In light of recent Internet attacks, whether a sound HA architecture should withstand a massive (distributed) denial-of-service ([D]DoS) attack or be able to mitigate its effects has become a legitimate question. From my point of view, a state-of-the-art HA architecture should have some inherent self-healing capabilities; HA architects should also add another line of defense to assist in at least crippling or weakening (D)DoS attacks and their progeny. Several, sometimes complementary and orthogonal, lines of defense are crucial to prevent (D)DoS attacks, as they are to overall security architectures.

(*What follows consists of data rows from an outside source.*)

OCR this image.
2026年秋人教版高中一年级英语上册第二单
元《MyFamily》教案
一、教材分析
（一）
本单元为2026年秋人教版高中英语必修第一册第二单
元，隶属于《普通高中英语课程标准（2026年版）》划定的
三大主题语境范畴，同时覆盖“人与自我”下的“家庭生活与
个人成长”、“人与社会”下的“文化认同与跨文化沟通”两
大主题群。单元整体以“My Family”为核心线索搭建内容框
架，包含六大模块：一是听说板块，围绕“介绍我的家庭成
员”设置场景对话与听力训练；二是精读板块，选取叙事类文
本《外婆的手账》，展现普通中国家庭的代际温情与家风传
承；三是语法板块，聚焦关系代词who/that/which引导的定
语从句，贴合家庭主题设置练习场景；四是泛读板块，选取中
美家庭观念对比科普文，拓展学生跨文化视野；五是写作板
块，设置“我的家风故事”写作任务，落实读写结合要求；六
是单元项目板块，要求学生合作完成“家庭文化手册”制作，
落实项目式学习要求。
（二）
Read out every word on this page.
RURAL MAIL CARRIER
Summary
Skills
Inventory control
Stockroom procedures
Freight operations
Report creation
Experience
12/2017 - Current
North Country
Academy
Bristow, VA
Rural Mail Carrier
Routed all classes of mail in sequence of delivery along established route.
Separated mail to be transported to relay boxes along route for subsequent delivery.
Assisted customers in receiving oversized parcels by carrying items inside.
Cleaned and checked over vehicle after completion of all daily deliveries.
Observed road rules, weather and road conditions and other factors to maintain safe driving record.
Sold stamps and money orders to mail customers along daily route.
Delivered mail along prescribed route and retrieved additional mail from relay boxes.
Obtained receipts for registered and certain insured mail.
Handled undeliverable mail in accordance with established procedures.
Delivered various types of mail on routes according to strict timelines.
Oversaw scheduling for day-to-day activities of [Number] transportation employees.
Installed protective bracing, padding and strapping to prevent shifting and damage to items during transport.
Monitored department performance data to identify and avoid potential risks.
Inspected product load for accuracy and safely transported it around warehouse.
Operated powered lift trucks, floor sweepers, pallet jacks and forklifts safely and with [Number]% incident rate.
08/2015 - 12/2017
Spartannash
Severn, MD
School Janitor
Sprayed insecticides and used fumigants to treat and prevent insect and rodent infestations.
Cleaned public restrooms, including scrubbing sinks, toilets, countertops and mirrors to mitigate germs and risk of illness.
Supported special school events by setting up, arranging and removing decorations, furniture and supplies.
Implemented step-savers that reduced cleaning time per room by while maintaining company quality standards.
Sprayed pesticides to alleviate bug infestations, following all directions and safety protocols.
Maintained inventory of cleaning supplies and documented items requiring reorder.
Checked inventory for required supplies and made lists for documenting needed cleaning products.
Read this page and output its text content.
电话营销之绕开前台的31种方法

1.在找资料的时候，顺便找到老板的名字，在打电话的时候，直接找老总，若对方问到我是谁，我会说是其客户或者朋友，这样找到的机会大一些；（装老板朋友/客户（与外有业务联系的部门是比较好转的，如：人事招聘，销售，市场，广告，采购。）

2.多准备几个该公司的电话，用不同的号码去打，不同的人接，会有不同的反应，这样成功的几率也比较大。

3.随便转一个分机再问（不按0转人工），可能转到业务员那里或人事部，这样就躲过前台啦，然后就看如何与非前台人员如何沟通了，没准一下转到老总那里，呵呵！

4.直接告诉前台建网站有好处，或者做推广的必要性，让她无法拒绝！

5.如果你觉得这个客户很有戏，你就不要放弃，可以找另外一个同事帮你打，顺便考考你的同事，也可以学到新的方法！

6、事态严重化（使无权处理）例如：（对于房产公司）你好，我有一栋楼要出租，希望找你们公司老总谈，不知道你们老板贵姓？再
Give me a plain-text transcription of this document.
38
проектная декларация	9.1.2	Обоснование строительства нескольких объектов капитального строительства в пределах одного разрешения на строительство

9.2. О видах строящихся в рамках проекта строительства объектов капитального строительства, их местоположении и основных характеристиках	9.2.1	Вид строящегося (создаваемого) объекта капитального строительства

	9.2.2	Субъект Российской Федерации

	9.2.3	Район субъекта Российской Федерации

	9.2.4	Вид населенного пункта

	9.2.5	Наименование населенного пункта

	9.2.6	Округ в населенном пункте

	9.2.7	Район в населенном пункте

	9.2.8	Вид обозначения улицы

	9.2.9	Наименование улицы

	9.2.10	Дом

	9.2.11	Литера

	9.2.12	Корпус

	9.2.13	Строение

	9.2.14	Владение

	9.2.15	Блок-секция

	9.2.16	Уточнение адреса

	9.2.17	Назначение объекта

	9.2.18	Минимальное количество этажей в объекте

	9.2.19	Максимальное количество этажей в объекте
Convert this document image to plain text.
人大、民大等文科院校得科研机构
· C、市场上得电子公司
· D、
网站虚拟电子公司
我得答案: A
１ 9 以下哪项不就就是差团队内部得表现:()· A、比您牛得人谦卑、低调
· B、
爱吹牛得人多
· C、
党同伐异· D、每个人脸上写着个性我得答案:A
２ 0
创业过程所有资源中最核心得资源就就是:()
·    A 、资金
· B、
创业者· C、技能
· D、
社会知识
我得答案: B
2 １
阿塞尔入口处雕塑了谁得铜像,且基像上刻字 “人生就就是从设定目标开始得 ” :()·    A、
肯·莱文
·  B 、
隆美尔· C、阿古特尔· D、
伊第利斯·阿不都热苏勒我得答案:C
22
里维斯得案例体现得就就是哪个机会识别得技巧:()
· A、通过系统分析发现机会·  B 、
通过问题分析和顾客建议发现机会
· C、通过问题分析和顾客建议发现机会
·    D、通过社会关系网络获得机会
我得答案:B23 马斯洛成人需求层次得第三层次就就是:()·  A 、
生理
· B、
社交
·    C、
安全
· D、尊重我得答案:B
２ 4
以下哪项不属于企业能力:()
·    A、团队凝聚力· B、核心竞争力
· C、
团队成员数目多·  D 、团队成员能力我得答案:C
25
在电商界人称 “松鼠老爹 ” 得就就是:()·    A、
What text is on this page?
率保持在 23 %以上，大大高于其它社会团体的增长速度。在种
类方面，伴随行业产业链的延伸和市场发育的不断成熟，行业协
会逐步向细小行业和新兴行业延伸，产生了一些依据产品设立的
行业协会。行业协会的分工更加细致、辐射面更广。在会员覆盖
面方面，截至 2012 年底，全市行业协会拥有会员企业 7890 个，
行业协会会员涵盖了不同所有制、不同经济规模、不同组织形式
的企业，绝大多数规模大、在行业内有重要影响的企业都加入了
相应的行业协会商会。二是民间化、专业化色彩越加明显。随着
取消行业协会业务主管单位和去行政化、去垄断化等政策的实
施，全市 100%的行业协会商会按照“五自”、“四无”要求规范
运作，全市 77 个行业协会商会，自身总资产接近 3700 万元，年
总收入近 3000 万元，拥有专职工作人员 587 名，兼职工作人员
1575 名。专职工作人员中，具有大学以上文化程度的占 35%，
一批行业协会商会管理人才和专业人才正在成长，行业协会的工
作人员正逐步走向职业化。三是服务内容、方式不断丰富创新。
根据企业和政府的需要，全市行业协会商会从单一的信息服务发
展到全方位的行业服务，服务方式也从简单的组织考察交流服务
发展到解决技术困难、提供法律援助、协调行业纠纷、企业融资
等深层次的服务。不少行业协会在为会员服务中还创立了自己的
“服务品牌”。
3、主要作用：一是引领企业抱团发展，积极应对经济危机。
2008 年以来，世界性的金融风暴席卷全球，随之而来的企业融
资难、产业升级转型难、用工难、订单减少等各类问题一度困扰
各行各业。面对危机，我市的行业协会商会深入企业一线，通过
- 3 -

HA in terms of almost 100 percent service availability within strict service level agreements (SLAs) and monitored key performance indicators (KPIs) represents a significant challenge for today's finest engineers and designers. The problem with any (D)DoS defense is that every system's strength defines its weaknesses, too. For example, handing over control of a firewall ruleset to a network intrusion detection system (NIDS) means that any successful trigger of this defense mechanism (spoofing) effectively locks out legitimate networks from crucial services. Therefore, a system designed to protect or prevent might become the perfect DoS trap.
Recent hostile activities on the Internet have proven to me that, in general, operational staff are overwhelmed by and overburdened with reactive actions because of weak underlying network design and planning.